Putusan tersebut mutlak penuh
kejanggalan, kami menilai ada beberapa hal yang patut disoroti dan menjadi
perhatian publik. Apa yang kami sampaikan ini adalah fakta persidangan yang
warga dan tim hukum alami selama prosesnya. Catatan tersebut adalah:
Pada tanggal 17 Februari hakim
memutuskan untuk menunda sidang selama 14 hari, dikarenakan para termohon di antaranya
POLRESTA Banyuwangi dan POLDA Jatim tidak memenuhi panggilan/tidak datang. Hal
ini terjadi begitu saja dan seperti tidak terjadi ada apa termasuk sangsi dari
Pengadilan Negeri Banyuwangi yang dalam aturannya 7 hari sidang putus. Berarti
pelanggaran tersebut seharusnya tidak boleh ditoleransi karna sudah melanggar
aturan persidangan praperadilan.
Sidang lanjutan pada 3 Maret 2023
proses praperadilan hakim memberikan kelonggaran untuk para termohon di antaranya
POLRESTA Banyuwangi dan POLDA Jatim untuk menyiapkan data dan gagasan di
praperadilan.

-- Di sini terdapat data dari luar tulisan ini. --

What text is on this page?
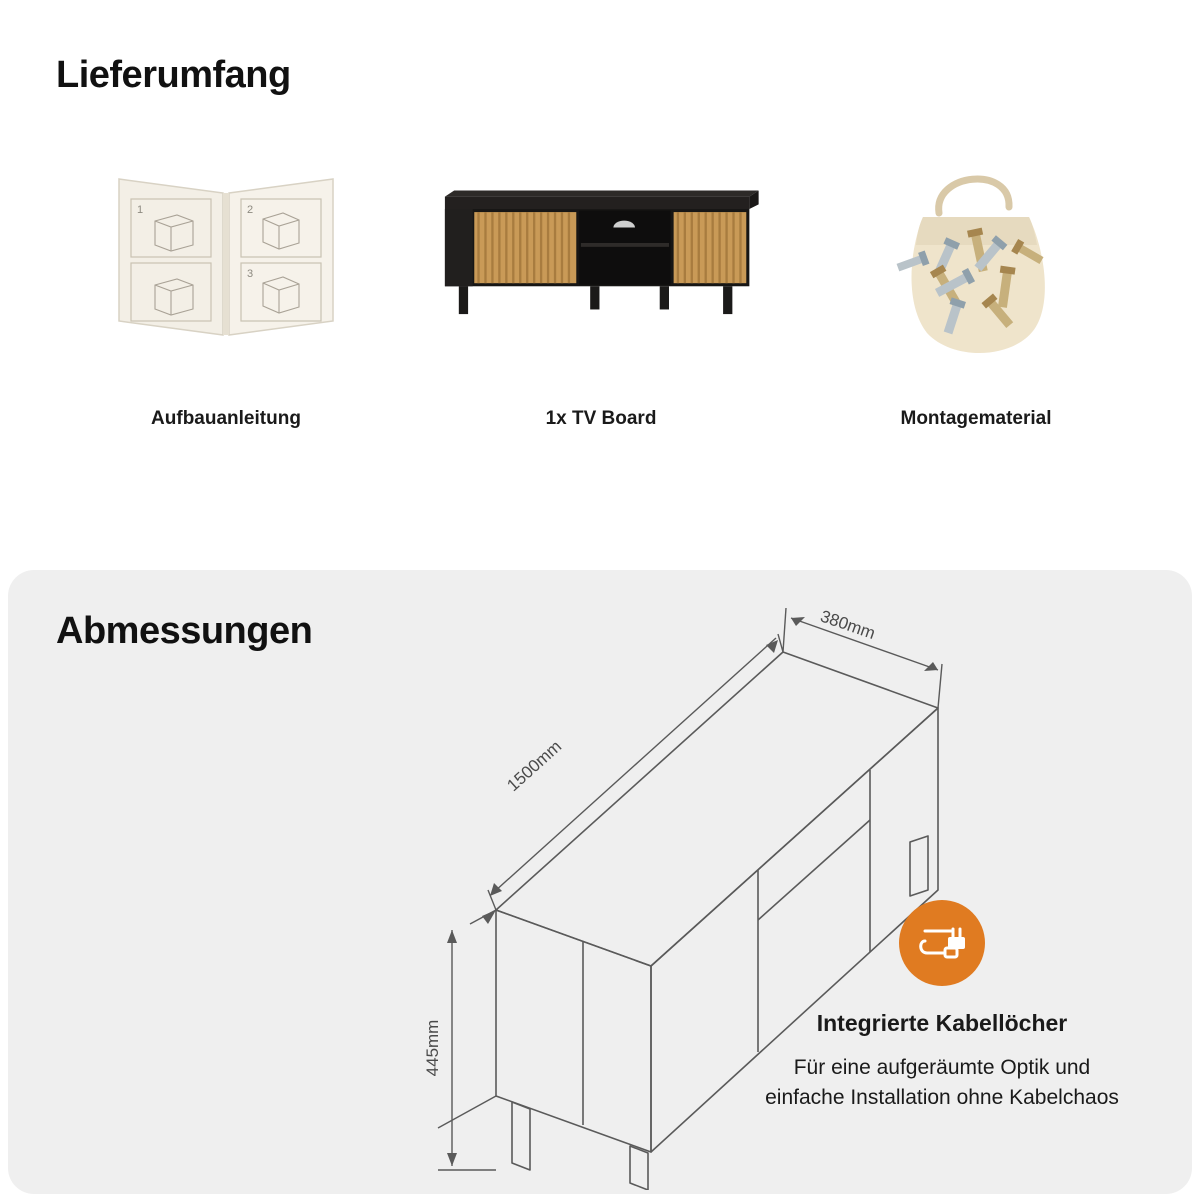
Lieferumfang
1	2
3
Aufbauanleitung	1x TV Board	Montagematerial
Abmessungen	380mm
1500mm
445mm	Integrierte Kabellöcher
Für eine aufgeräumte Optik und
einfache Installation ohne Kabelchaos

Pihak pengadilan khususnya hakim ada dugaan keperihakan pada
termohon.
Lalu, pada tanggal 10 maret pra-peradilan
warga pakel ditolak dengan Pertimbangan hakim terkait pasal 112 dan 227
merupakan ketentuan yg diberlakukan pada lingkup persidangan. Mekanisme pasal
112 dan 227 tidak relevan dengan pengujian penetapan sah atau tidaknya
tersangka. Prosedur ini tidak disinggung sama sekali. Karena hakim berpendirian
pasal 112 dan 227 itu berlaku untuk tingkat persidangan.
Padahal faktanya, pertama sejak
awal kami sampaikan dalam rilis
penahanan semena-mena, mengapa warga tidak memenuhi panggilan sejak proses
awal prosesnya cacat prosedural, dalam surat pemanggilan tidak menyebutkan
jelas apa alasan yang dituduhkan hanya mengatakan “menyebarkan berita bohon.”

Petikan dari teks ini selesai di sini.